There is also the matter of Mr Sharif’s relations with the army that ousted him in 1999. His nemesis, General Pervez Musharraf, who ruled Pakistan until a dramatic fall from power in 2008, now sits under house arrest in Islamabad, the capital, after foolishly returning from his London exile with a view to contesting the election. An early test for Mr Sharif is whether Mr Musharraf will be tried for treason. Mr Sharif claimed this week that he has no issue with the army—and that Mr Musharraf was a dangerous lone actor when organising the coup against him.

The fiction is laughable, but it signals his wish for cordial relations. People close to Mr Sharif expect him to go along with army plans to fight militants in the tribal badlands bordering Afghanistan, despite campaign talk of opposing “America’s war” there. Mr Sharif hinted as much when, on May 13th, he said he would support “our friends”, the Americans, as they prepare to withdraw from Afghanistan.

The armed forces are probably also willing to go along with some of Mr Sharif’s new priorities. He is keen to improve relations with India, wishing to renew a detente he launched in 1999. He makes encouraging noises on topics that trouble India. Notably, he appears open to investigating the planning, in Pakistan, of terrorist attacks in 2008 in Mumbai that killed 164. Encouragingly, the Indian prime minister, Manmohan Singh, made a friendly post-election call to Mr Sharif. An opportunity for sharply improved relations is emerging, though Indian diplomats sound as anxious as ever to miss it.

Better ties with India could help with two other big problems. One is the chronic energy shortage. Some 40% of electricity is generated by costly oil-powered stations. Indebted state power providers are close to collapse, while consumers do not pay their bills. So electricity is often cut for 18 or more hours a day, crippling business.

India is ready to lead a 500MW transmission wire over the border into Punjab. By extending its own pipeline network, it could also help supply natural gas, easing Pakistan’s reliance on oil. Such measures would be a boon for Pakistan’s decrepit economy. So would renewed efforts to unblock obstacles to bilateral trade. Pakistan’s exports to India reached $500m this year—though a record, that is a lamentable level between such big neighbours.

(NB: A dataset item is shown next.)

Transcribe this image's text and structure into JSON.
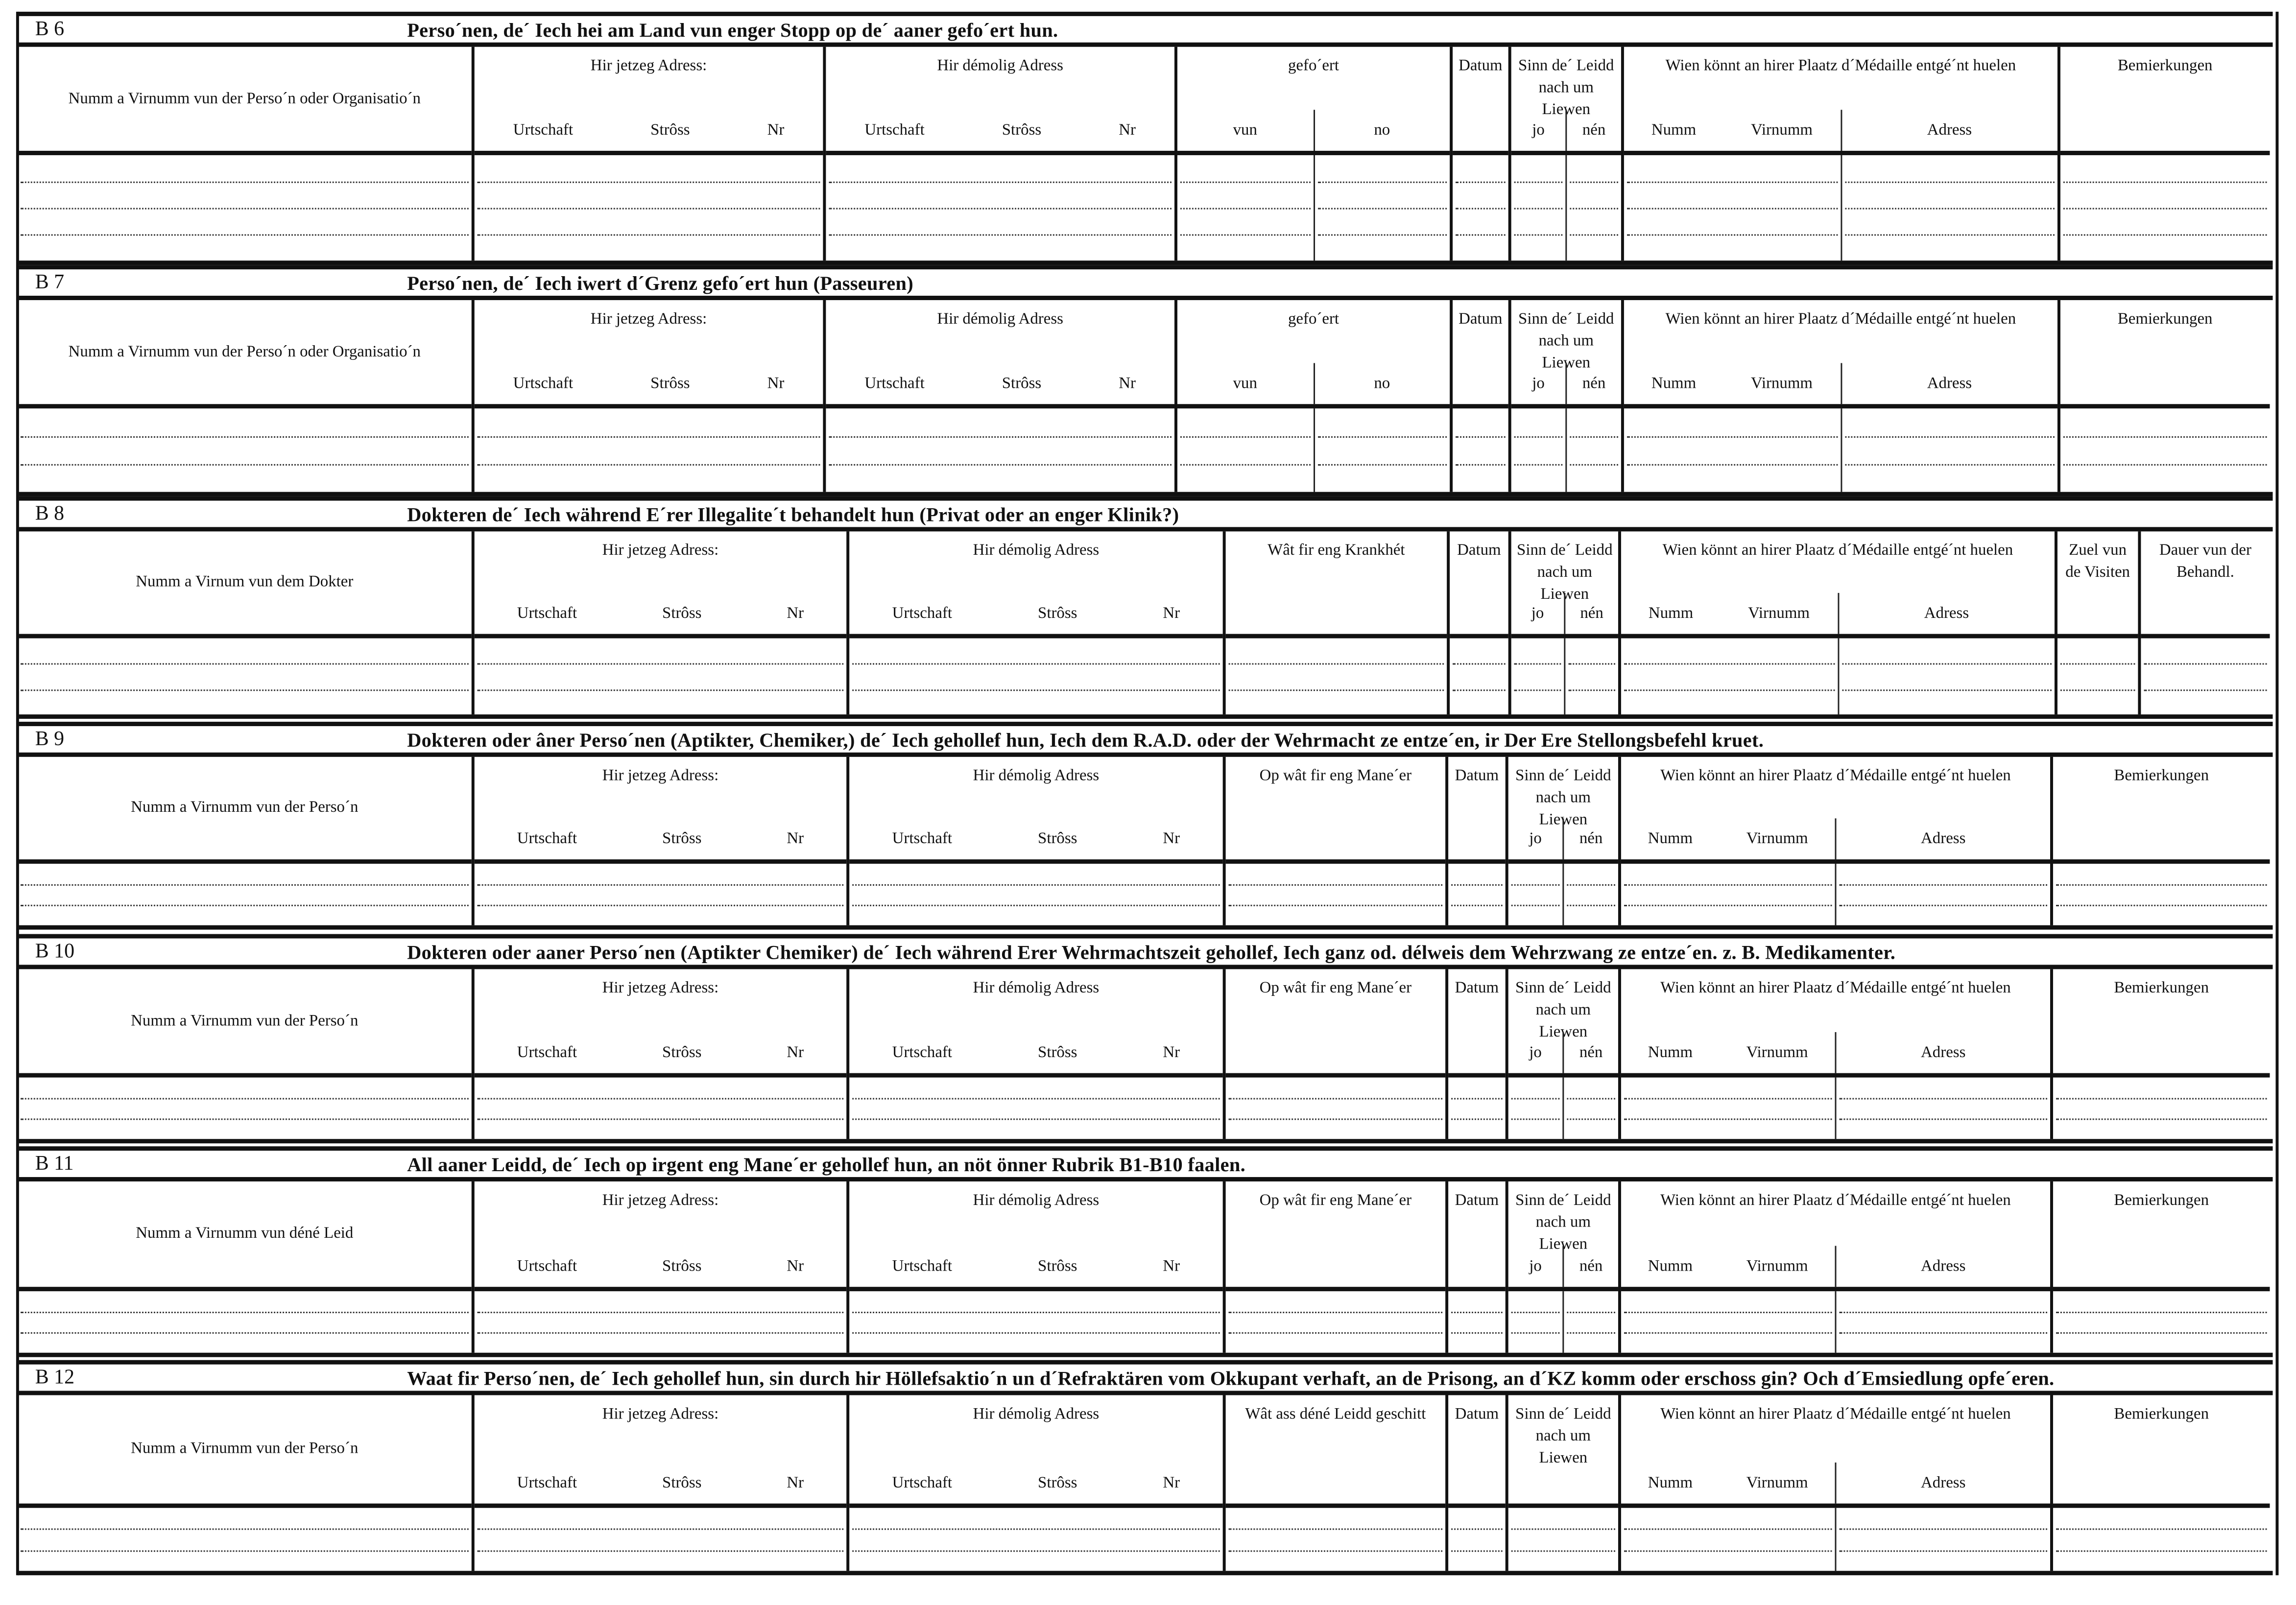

Beyond that, Mr Sharif might dare to think of root-and-branch ways to modernise the economy, as he did in his first, liberalising rule at the start of the 1990s. Then, freeing Pakistan’s economy inspired India’s Mr Singh (finance minister at the time) to do the same next door. Privatising several bloated state-owned firms, or at least running them better, could kick-start the economy.

Indeed, revamping steel and power companies and the national airline could, some who know him say, be on Mr Sharif’s mind. If so, he needs to move fast. A new deal with the IMF is needed in the coming months, as official reserves dwindle and debt repayments loom. Get the economy going again, Mr Sharif says, and all of Pakistan’s other problems can be fixed more easily.